Pilch Duane R, Sedelnikova Olga A, Redon Christophe, Celeste Arkady, Nussenzweig Andre, Bonner William M
Laboratory of Molecular Pharmacology, National Cancer Institute, National Insitutes of Health, Bethesda, MD 20892, USA.
Biochem Cell Biol. 2003 Jun;81(3):123-9. doi: 10.1139/o03-042.

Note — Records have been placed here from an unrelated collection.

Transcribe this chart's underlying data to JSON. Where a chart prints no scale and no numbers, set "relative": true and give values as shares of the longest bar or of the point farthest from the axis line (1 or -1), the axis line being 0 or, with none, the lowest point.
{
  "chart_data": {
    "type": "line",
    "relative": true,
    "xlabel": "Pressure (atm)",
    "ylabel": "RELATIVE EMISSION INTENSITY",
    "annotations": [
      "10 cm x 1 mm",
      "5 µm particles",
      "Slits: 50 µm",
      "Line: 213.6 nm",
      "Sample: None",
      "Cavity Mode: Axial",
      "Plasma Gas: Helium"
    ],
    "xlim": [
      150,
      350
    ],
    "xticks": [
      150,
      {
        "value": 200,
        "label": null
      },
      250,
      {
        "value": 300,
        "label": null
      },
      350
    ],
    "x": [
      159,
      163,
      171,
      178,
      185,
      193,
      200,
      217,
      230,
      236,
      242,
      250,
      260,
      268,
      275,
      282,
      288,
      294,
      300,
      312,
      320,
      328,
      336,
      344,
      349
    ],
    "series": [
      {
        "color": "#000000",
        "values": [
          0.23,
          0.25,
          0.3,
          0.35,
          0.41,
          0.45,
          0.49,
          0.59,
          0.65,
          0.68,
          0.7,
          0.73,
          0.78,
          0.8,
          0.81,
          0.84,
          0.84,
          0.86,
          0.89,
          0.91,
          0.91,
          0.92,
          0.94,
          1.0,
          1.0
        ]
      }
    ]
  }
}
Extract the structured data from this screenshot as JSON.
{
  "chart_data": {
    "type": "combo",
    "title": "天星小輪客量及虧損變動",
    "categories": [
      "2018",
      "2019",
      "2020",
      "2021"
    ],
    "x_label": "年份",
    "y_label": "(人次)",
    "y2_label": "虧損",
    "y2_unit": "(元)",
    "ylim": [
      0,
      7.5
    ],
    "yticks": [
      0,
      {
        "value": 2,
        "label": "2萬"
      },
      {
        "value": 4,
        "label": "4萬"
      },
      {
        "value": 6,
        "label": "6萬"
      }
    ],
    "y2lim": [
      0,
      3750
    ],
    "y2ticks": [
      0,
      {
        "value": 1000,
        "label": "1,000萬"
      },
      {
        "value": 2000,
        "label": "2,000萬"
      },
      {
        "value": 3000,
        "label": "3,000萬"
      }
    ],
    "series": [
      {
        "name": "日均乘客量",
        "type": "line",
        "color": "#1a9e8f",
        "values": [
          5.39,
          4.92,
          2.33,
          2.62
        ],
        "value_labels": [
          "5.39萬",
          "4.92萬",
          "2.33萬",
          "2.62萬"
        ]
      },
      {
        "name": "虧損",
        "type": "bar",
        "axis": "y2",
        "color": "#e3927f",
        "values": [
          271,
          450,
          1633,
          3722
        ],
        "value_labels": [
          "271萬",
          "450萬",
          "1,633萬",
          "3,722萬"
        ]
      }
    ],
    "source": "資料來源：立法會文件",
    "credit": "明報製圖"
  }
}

Phosphorylated H2AX (gamma-H2AX) is essential to the efficient recognition and (or) repair of DNA double strand breaks (DSBs), and many molecules, often thousands, of H2AX become rapidly phosphorylated at the site of each nascent DSB. An antibody to gamma-H2AX reveals that this highly amplified process generates nuclear foci. The phosphorylation site is a serine four residues from the C-terminus which has been evolutionarily conserved in organisms from giardia intestinalis to humans. Mice and yeast lacking the conserved serine residue demonstrate a variety of defects in DNA DSB processing. H2AX Delta/Delta mice are smaller, sensitive to ionizing radiation, defective in class switch recombination and spermatogenesis while cells from the mice demonstrate substantially increased numbers of genomic defects. gamma-H2AX foci formation is a sensitive biological dosimeter and presents new and exciting opportunities to understand important biological processes, human diseases, and individual variations in radiation sensitivity. These potentialities demonstrate the importance of understanding the parameters and functions of gamma-H2AX formation.
磷酸化的H2AX(γ-H2AX)对于高效识别和(或)修复DNA双链断裂(DSB)至关重要,并且在每个新生DSB位点,通常有数千个H2AX分子会迅速发生磷酸化。针对γ-H2AX的抗体显示,这种高度放大的过程会产生核灶。磷酸化位点是C末端的第四个丝氨酸残基,该位点在从肠道贾第虫到人类的生物体中具有进化保守性。缺乏保守丝氨酸残基的小鼠和酵母在DNA DSB处理中表现出多种缺陷。H2AX Delta/Delta小鼠体型较小,对电离辐射敏感,在类别转换重组和精子发生方面存在缺陷,而来自这些小鼠的细胞显示出大量增加的基因组缺陷。γ-H2AX灶形成是一种敏感的生物剂量计,为理解重要的生物学过程、人类疾病以及辐射敏感性的个体差异提供了新的、令人兴奋的机会。这些潜力证明了理解γ-H2AX形成的参数和功能的重要性。